By the Rev. Dr.  Ed Hird

Catharine Parr Traill was a pioneer Canadian mother who made a phenomenal impact on the life of our nation.

England in the early 1830s was caught in a Canada-mania.  In the aftermath of the Napoleonic wars, England was thrown into an economic depression.  Thomas Strickland, the father of Catherine Parr Traill, was caught in the economic downturn, resulting in near-bankruptcy and his premature death.  He left behind an impoverished widow and six unmarried daughters whose chances of marriage were seriously limited.

Both Catherine Parr Traill and her sister Susanna married economically-challenged Scottish soldiers who were offered land grants in the colonies.  Canada began to be seen as the land of milk and honey!  Altogether 655,747 people sailed away from British shores between 1831 and 1841 (almost three times as many as had moved abroad during the previous ten years).
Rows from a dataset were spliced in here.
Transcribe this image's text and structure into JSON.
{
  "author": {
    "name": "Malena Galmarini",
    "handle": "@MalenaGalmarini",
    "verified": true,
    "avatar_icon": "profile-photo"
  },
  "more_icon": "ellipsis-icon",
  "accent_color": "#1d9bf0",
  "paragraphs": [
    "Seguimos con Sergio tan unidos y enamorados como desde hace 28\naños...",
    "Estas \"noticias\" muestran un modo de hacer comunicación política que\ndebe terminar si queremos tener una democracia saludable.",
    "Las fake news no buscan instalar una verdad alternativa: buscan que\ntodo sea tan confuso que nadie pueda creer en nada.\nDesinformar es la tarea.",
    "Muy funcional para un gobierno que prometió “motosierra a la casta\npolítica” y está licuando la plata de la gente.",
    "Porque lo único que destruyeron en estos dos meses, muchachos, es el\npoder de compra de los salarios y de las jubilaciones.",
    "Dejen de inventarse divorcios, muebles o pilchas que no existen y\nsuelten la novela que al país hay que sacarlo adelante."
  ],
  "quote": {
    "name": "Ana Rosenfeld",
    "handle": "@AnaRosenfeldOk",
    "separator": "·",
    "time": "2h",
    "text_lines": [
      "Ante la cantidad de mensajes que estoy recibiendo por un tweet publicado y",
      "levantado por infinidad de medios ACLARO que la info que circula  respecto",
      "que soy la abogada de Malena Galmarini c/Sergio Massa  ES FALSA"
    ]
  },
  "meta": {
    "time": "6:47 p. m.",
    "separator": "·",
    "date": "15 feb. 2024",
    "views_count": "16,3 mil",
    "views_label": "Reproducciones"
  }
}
The two key Canada-promoters William Cattermole and Captain Charles Stuart were being paid so much per head for every Brit that they could recruit for Canada.  In their glowing description of Canada, Cattermole and Stuart forgot to mention the backbreaking work required to clear the forests, the total absence of household comforts, the aching loneliness, and the grinding poverty of most early Canadian pioneers.  Catharine Parr Traill and her sister Susanna, being gifted writers, were able to record a vital part of our Canadian pioneering history.  In Catherine Parr Traill’s book ‘The Canadian Settler’s Guide’, she insightfully wrote:

“In cases of emergency, it is folly to fold up one’s hands and sit down to bewail in abject terror: it is better to be up and doing.”

Catharine’s book “The ‘Backwoods of Canada quickly sold its first printing of eleven thousand copies, being translated into German in 1838 and French in 1843.

Of the six Strickland daughters including Catherine, five of them became published authors!  Catharine’s older sister Agnes in England was the leading royal biographer of the 19th century.  Sister Agnes caustically commented: “Who in England thinks anything of Canada?” and “Nothing that is first published in Canada will sell well in England”.

 In Charlotte Grey’s book ‘Sisters in the Wilderness’, Catharine Parr Traill and her sister Susanna are described as laying “the foundation of a literary tradition that still endures in Canada: the pioneer woman who displays extraordinary courage, resourcefulness and humour.  This ‘Canadian character type’, as critic Elizabeth Thompson calls her, is a pragmatist who discovers her own strength as she overcomes adversity.”  Sir Sandford Fleming, inventor of one-hour time zones, and the engineering genius behind the Canadian Pacific Railway, said of Catharine: “She has rendered service of no ordinary kind in making known the advantages offered by Canada as a field for settlement, and by her very widely read writings she has been instrumental in inducing very many emigrants from the United Kingdom to find homes in the Dominion.”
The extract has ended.